A Look Back At Tropical Storm Irene’s Impact In The Adirondacks
Ten years ago Tropical Storm Irene ravaged the Northeast, causing significant damage across the region. The northeastern corner of the Adirondacks saw rivers and streams overflow their banks, homes flood and washed out roads. WAMC’s North Country Bureau Chief Pat Bradley looks back at Irene’s impact near the hamlet of Jay, New York.
The Ausable River starts in the Adirondack High Peaks and meanders through the mountains to Lake Champlain. Normally a bucolic river popular with anglers, it swelled more than eleven feet above flood stage as Tropical Storm Irene swept past the eastern slopes of the Adirondacks. The raging waters damaged roads, homes and infrastructure in numerous towns and hamlets including the Town of Jay.
On August 28, 2011 Randy Douglas was the Town of Jay supervisor and the chair of the Essex County Board of Supervisors. He said the river had flooded numerous times throughout the years and the disaster committee thought it was prepared for the incoming storm.
“But you can never be prepared for what hit us that day. I thought we were very well prepared. But it was just something that was too big.”
As the storm approached and heavy rain began falling, Douglas says he and the town highway superintendent met with then county emergency services director Don Jaquist.

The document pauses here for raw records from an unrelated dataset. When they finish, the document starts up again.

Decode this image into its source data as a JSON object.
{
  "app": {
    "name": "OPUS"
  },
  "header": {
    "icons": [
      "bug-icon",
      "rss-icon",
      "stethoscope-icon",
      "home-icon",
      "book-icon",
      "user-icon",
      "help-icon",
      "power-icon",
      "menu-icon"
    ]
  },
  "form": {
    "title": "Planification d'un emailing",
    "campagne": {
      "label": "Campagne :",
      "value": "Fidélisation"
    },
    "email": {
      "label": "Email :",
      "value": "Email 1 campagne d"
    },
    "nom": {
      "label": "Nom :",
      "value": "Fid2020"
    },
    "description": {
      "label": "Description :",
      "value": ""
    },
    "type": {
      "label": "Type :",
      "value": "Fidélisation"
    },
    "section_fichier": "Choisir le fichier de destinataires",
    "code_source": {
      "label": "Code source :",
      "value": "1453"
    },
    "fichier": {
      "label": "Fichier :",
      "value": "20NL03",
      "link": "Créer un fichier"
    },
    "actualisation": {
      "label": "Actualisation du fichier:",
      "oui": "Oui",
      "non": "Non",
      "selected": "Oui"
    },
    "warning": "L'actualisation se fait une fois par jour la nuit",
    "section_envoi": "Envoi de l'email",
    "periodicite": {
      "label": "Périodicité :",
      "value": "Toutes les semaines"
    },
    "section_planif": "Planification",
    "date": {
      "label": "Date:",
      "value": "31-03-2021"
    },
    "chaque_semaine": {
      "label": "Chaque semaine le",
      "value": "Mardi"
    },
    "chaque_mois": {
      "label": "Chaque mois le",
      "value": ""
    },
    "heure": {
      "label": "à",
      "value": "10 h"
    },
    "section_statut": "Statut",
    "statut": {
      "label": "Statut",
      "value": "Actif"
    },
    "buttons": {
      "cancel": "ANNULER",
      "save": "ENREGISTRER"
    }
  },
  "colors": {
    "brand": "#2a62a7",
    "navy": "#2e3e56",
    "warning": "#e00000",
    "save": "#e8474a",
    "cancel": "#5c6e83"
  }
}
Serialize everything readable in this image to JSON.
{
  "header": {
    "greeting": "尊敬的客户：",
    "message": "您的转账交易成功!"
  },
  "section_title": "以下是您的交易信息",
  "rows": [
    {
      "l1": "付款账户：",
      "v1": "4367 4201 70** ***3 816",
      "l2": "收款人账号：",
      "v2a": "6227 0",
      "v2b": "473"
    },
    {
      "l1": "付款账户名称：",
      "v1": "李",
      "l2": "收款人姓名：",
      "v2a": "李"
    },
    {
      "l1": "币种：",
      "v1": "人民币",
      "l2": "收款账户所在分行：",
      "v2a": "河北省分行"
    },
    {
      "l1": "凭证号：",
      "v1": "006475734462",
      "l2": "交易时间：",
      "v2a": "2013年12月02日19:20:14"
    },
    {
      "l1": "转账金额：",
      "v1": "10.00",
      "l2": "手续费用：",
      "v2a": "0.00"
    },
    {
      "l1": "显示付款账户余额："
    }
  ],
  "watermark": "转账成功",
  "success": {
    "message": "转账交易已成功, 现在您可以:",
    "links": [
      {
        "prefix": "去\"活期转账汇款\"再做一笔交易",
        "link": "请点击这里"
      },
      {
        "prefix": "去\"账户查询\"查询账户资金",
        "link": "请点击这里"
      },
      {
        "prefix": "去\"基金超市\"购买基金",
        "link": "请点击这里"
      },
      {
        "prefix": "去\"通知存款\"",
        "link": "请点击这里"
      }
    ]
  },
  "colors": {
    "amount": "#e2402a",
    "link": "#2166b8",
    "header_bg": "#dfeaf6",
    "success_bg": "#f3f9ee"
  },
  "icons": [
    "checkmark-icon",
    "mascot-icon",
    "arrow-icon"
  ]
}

“And the phone rang and it was the National Weather Service and the person on the line said to Don Jaquist do you know the supervisor of the Town of Jay? Don says he’s sitting in my office right now. And he said tell him he’d better get back to his town because they’re about to get hit with the worst flooding in the history of the Town of Jay. That feeling was just devastating. My jaw dropped. My heart almost bounced out of my chest," Douglas says. "On our way back we ran into numerous trees down. Water all over the place. I remember [Town Highway Superintendent] Chris [Garrow] was out cutting trees with chain saws. I was out there throwing brush aside so we could get back to the town office. It amazes me that we made it through without any deaths in Essex County and in particular the Towns of Jay and Keene.”
While there were no deaths, Douglas notes there was extensive damage.
“Not one dollar went on the local tax budget. We were able to lobby and leverage enough funding to make our people whole and then some to improve our facilities. As you know we lost water, sewer, our youth facilities, roads, bridges. Between Jay and Keene we had $25 million worth of damage and you know when budgets are around $2 million a year it’s devastating.”
Ten years later Douglas still sees the scars of Irene.
“Especially when you see where the buyouts were and you see where the people’s homes, generation after generation, and you see there’s no longer a home. To see that brings back a lot of emotions. And when I look at pictures cleaning mud and silt and everything else out of their homes." Douglas continues, "But on the flip side of that I also can see new bridges, you know new water and sewer infrastructure and those sort of things. But when I ride around and I see the loss of the homes, the loss of the residents, the loss that our people suffered, that’s the part that saddens me the most.”
In the immediate aftermath of Tropical Storm Irene heavy equipment was allowed to bulldoze the riverbed to adjust the channel while road repairs were done. Ausable River Association Executive Director Kelley Tucker acknowledges the emergency nature of those efforts but notes it increased river restoration work.
“We did go back in and fix Johns Brook. There are a couple large examples of that that are in our design phase now that we’re hoping to raise money for to restore most notably the confluence of the East Branch and the West Branch Ausable River below Ausable Forks," says Tucker. "It was just another just devastating area devastated by Irene. So many homes, businesses, livelihoods just at risk there. So we’ve been working really hard with those communities to come up with a plan that alleviates as much of those problems as possible by restoring the river.”
In Keene, New York, flood waters destroyed the local fire station. It was eventually rebuilt at a new site on higher ground. In the immediate aftermath of Irene, the state Department of Environmental Conservation closed numerous trails to the eastern High Peaks region due to washouts, trail damage and mud slides.